Anggota Komisi III DPR RI, Rikwanto yang juga mantan Kapolda Maluku Utara dan Kalimantan Selatan menegaskan bahwa keberhasilan Polri tidak boleh hanya diukur lewat deretan angka statistik atau keberhasilan penangkapan semata.
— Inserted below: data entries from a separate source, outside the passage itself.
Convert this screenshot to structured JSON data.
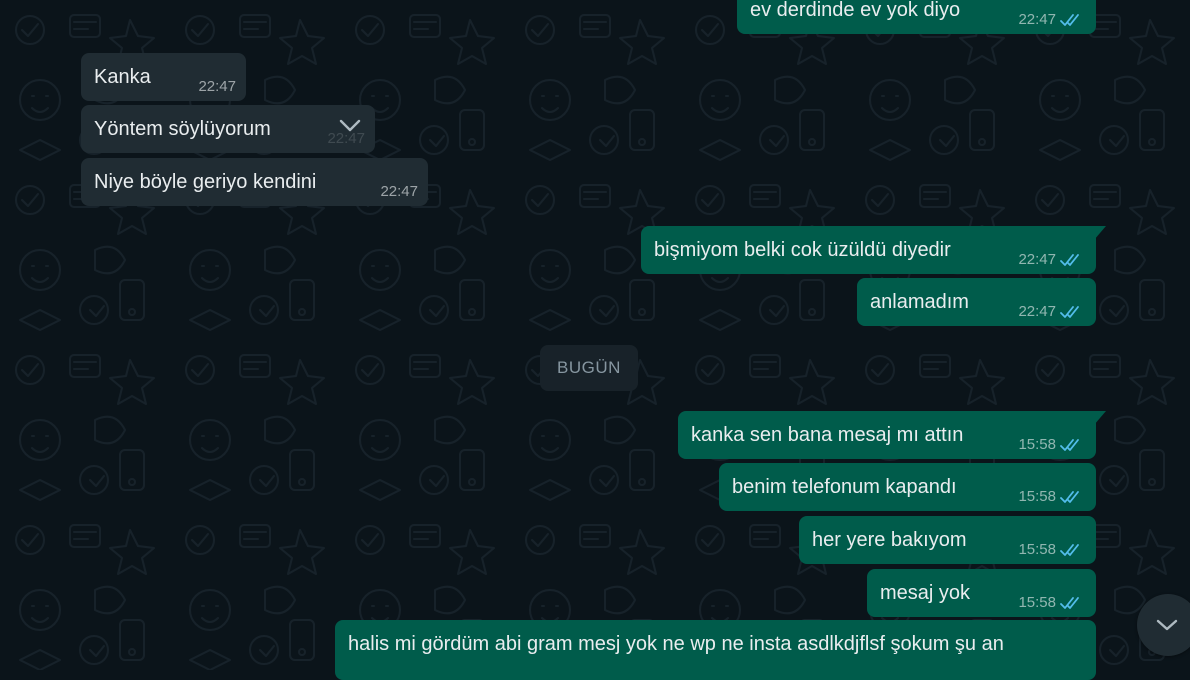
{
  "messages": [
    {
      "dir": "out",
      "text": "ev derdinde ev yok diyo",
      "time": "22:47"
    },
    {
      "dir": "in",
      "text": "Kanka",
      "time": "22:47"
    },
    {
      "dir": "in",
      "text": "Yöntem söylüyorum",
      "time": "22:47"
    },
    {
      "dir": "in",
      "text": "Niye böyle geriyo kendini",
      "time": "22:47"
    },
    {
      "dir": "out",
      "text": "bişmiyom belki cok üzüldü diyedir",
      "time": "22:47"
    },
    {
      "dir": "out",
      "text": "anlamadım",
      "time": "22:47"
    },
    {
      "dir": "out",
      "text": "kanka sen bana mesaj mı attın",
      "time": "15:58"
    },
    {
      "dir": "out",
      "text": "benim telefonum kapandı",
      "time": "15:58"
    },
    {
      "dir": "out",
      "text": "her yere bakıyom",
      "time": "15:58"
    },
    {
      "dir": "out",
      "text": "mesaj yok",
      "time": "15:58"
    },
    {
      "dir": "out",
      "text": "halis mi gördüm abi gram mesj yok ne wp ne insta asdlkdjflsf şokum şu an"
    }
  ],
  "date_separator": "BUGÜN",
  "colors": {
    "background": "#0b141a",
    "incoming_bubble": "#202c33",
    "outgoing_bubble": "#005c4b",
    "text": "#e9edef",
    "read_ticks": "#53bdeb"
  },
  "icons": {
    "read_receipt": "double-check-icon",
    "message_menu": "chevron-down-icon",
    "scroll_down": "chevron-down-icon"
  }
}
Menurut Rikwanto, meskipun laporan kinerja Tahun Anggaran 2025 menunjukkan progres positif, ada hal jauh lebih penting yang menjadi penentu kepercayaan rakyat yaitu adab dan perilaku aparat di lapangan.
Baca juga:
Kapolri Sigit Tolak Ditawari Posisi Menteri Mending Jadi Petani
Legislator dari Fraksi Partai Golkar ini menilai bahwa reformasi struktural yang selama ini digaungkan belum sepenuhnya menyentuh akar masalah. Ia mencatat bahwa masyarakat sering kali merasa kecewa bukan karena kebijakan pusat, melainkan karena perilaku oknum anggota yang kurang empati saat berinteraksi langsung.
“Budaya organisasi itu ujungnya adalah perilaku. Dalam istilah sederhana, perilaku itu adalah adab. Adab inilah yang langsung dinilai masyarakat ketika berhadapan dengan aparat kepolisian,” tegas Rikwanto di Ruang Rapat Komisi III, Kompleks Parlemen, Senayan.
Baca juga:
Kapolri Listyo Ogah Jabat Menteri Kepolisian, Jika Polisi Tidak Lagi Langsung di Bawah Presiden
Tantangan Polisi Humanis dan Empatik
Rikwanto mendorong agar evaluasi internal Polri mulai menyasar pada pembinaan sikap dan etika anggota, mulai dari petugas lalu lintas hingga penyidik di tingkat terdepan.
Baginya, persepsi publik adalah cerminan dari pengalaman harian mereka saat berurusan dengan polisi.
Ia memastikan bahwa DPR akan terus mengawasi jalannya reformasi ini agar tidak berhenti sebagai slogan semata.
“Kepercayaan publik tidak dibangun dari pidato atau laporan, tetapi dari tindakan nyata. Ini yang harus menjadi fokus bersama,” pungkasnya menutup pernyataan.